Chapter 14- Patronum

Chapter 14
Patronum

"Siapa?" tanya Zuko

"Arsenal."

"Haahh?!" Zuko terbengong begitu saja mendengar nama Arsenal disebutkan. "Gue kira Lucy."

"Apa lo bilang? Enak aja. Lucy itu milik gue seorang. Lo semua jangan harap mau jalin kontrak dengan dia."

Naell mendengus kesal. Seraya melipat kedua tangannya di depan dada. Tidak akan dia izinkan seorang Servamp menjalin kontrak kerjasama dengan Lu selain dia, tidak sekali pun.

"Oke," setuju Zuko. "Tapi gue gak tahu.
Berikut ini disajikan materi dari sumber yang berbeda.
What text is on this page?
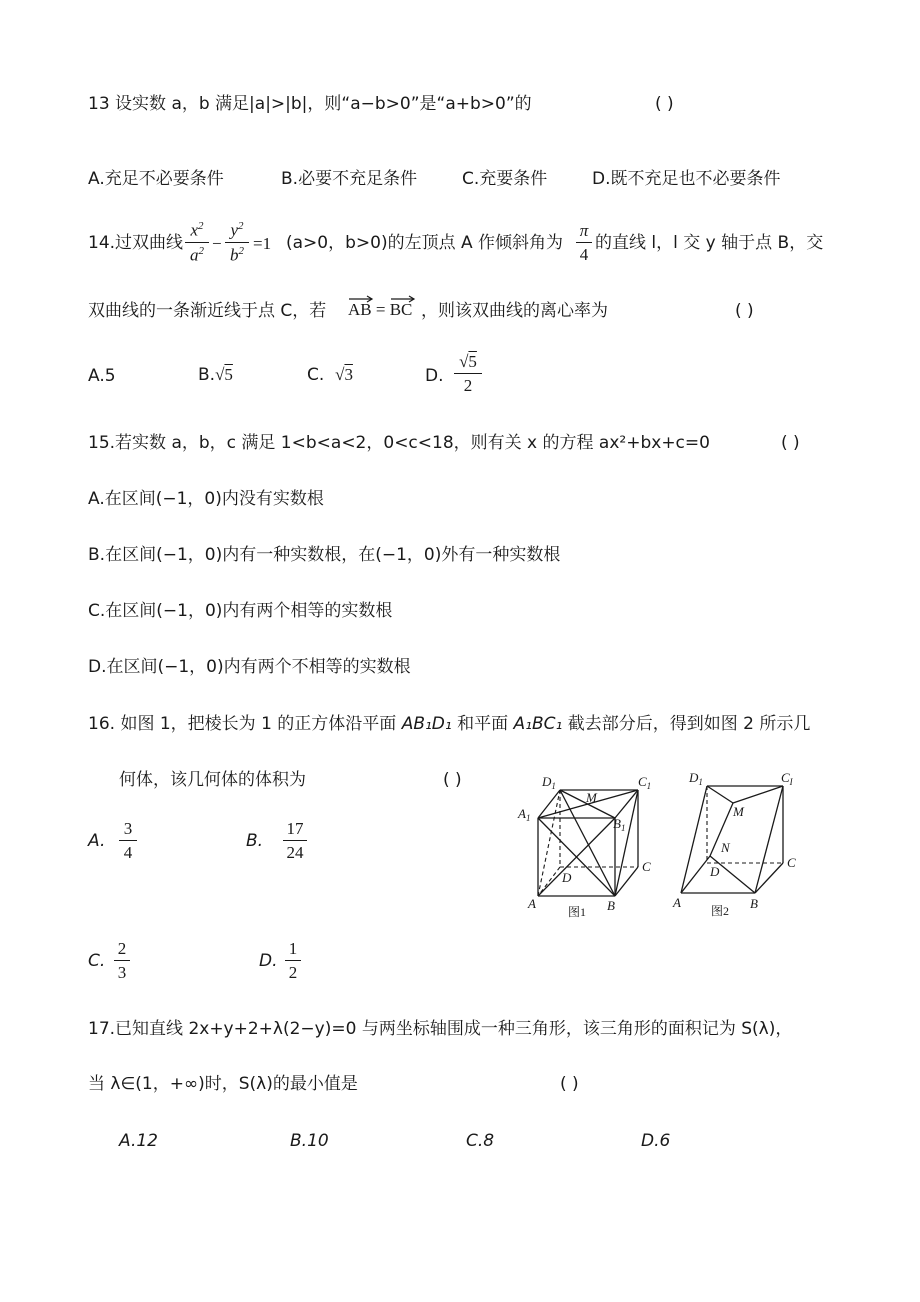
13 设实数 a，b 满足|a|>|b|，则“a−b>0”是“a+b>0”的	( )
A.充足不必要条件	B.必要不充足条件	C.充要条件	D.既不充足也不必要条件
14.过双曲线
$x^2$
$a^2$ −
$y^2$
$b^2 =1$ (a>0，b>0)的左顶点 A 作倾斜角为
π
4
的直线 l，l 交 y 轴于点 B，交
双曲线的一条渐近线于点 C，若 AB =
BC ，则该双曲线的离心率为	( )
A.5	B.√5	C. √3	D.
√5
2
15.若实数 a，b，c 满足 1<b<a<2，0<c<18，则有关 x 的方程 ax²+bx+c=0	( )
A.在区间(−1，0)内没有实数根
B.在区间(−1，0)内有一种实数根，在(−1，0)外有一种实数根
C.在区间(−1，0)内有两个相等的实数根
D.在区间(−1，0)内有两个不相等的实数根
16. 如图 1，把棱长为 1 的正方体沿平面 AB₁D₁ 和平面 A₁BC₁ 截去部分后，得到如图 2 所示几
何体，该几何体的体积为	( )
A.
3
4
B.
17
24
C.
2
3
D.
1
2
$D_1$	$C_1$
$A_1$	$B_1$
M
C
D
A	B
图1
$D_1$	$C_I$
M
N
C
D
A	B
图2
17.已知直线 2x+y+2+λ(2−y)=0 与两坐标轴围成一种三角形，该三角形的面积记为 S(λ)，
当 λ∈(1，+∞)时，S(λ)的最小值是	( )
A.12	B.10	C.8	D.6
Apa mereka telah terbangun atau tidak."

"Mengingat lo dan gue sudah bangun. Besar kemungkinan. Mereka juga sudah terbangun," ungkap Naell, "Hanya masalah waktu sebelum kita bertemu mereka."
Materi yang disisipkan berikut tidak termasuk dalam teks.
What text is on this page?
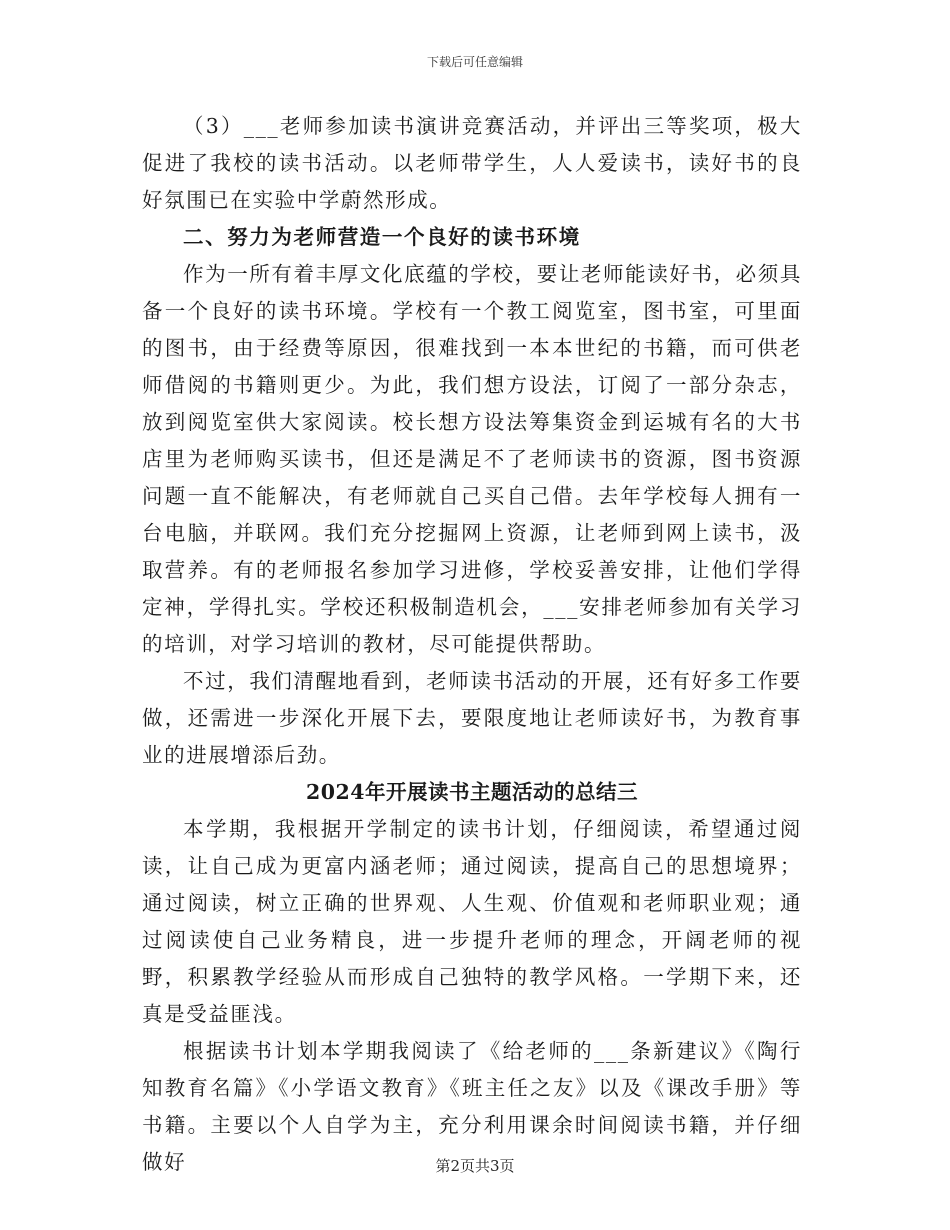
下载后可任意编辑

（3）___老师参加读书演讲竞赛活动，并评出三等奖项，极大促进了我校的读书活动。以老师带学生，人人爱读书，读好书的良好氛围已在实验中学蔚然形成。

二、努力为老师营造一个良好的读书环境

作为一所有着丰厚文化底蕴的学校，要让老师能读好书，必须具备一个良好的读书环境。学校有一个教工阅览室，图书室，可里面的图书，由于经费等原因，很难找到一本本世纪的书籍，而可供老师借阅的书籍则更少。为此，我们想方设法，订阅了一部分杂志，放到阅览室供大家阅读。校长想方设法筹集资金到运城有名的大书店里为老师购买读书，但还是满足不了老师读书的资源，图书资源问题一直不能解决，有老师就自己买自己借。去年学校每人拥有一台电脑，并联网。我们充分挖掘网上资源，让老师到网上读书，汲取营养。有的老师报名参加学习进修，学校妥善安排，让他们学得定神，学得扎实。学校还积极制造机会，___安排老师参加有关学习的培训，对学习培训的教材，尽可能提供帮助。

不过，我们清醒地看到，老师读书活动的开展，还有好多工作要做，还需进一步深化开展下去，要限度地让老师读好书，为教育事业的进展增添后劲。

2024年开展读书主题活动的总结三

本学期，我根据开学制定的读书计划，仔细阅读，希望通过阅读，让自己成为更富内涵老师；通过阅读，提高自己的思想境界；通过阅读，树立正确的世界观、人生观、价值观和老师职业观；通过阅读使自己业务精良，进一步提升老师的理念，开阔老师的视野，积累教学经验从而形成自己独特的教学风格。一学期下来，还真是受益匪浅。

根据读书计划本学期我阅读了《给老师的___条新建议》《陶行知教育名篇》《小学语文教育》《班主任之友》以及《课改手册》等书籍。主要以个人自学为主，充分利用课余时间阅读书籍，并仔细做好	第2页共3页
Pertemuan itu akhirnya berakhir. Zuko yang dibantu menyelinap oleh Naell kembali ke Ibukota.

Pertarungan final antar sekolah adalah hal yang sangat dinantikan semua orang di hari-hari selanjutnya dan ketika hari yang di tunggu-tunggu tiba.

Suasana Diwangka semakin meriah dengan panji-panji masing-masing sekolah yang di pasang di setiap tempat.

Arena tarung telah disediakan agak menjauh dari halaman kastil. Bentuknya seperti stadiun lapangan sepakbola. Besar dan megah.

Menjelang jam 9 pagi. Semua orang sudah berbondong-bondong untuk datang dan duduk di atas tribun. Pertarungan pertama akan dibuka dengan pertandingan antara Lazuardi melawan Noetic.

Lu sudah duduk bersama Mia. Tak lupa Naell yang selalu mengekori kemanapun Lu berada. Sedangkan Arsenal duduk disebelah Naell.

"Menurutmu siapa yang akan memenangkan pertandingan?" tanya Naell pada semua orang

"Noetic" sahut Arsenal dengan lirih. "Mereka jauh lebih kompoten dari pada Lazuardi."

"Itu tidak benar," tukas Lu seraya menengok ke arah Arsenal. "Kalian itu hebat."

"Ya, secara teknik kita unggul. Tapi penguasaan dan modifikasi serangan mereka jauh lebih maju daripada kita," keluh Arsenal.

Dia sendiri tidak terlalu berharap banyak pada rekan-rekannya. Cowok itu sudah lebih terdahulu merasa pesimis. Sedangkan baginya, Clasimira dan Biranda mempunyai kesempatan untuk sama-sama merasa unggul.

Mengamati pertandingan yang sedang berlangsung. Lu dan yang lainnya duduk di jarak teraman dari serangan pertarungan.

BwuShHh

Seluruh penonton serempak merasa takjub saat Azka mengeluarkan sihir berwarna merah yang membentuk seekor elang raksasa di udara melalui tongkat sihirnya.

Elang itu terbang dan menukik ke arah juara Noetic. Tidak ketinggalan sang lawan pun mengeluarkan jurus pamungkasnya berbentuk seekor ular raksasa berwarna hijau.

"Ba-bagaimana bisa?!" Arsenal tergagap-gagap saat melihat Azka bisa melakukan sihir seperti itu.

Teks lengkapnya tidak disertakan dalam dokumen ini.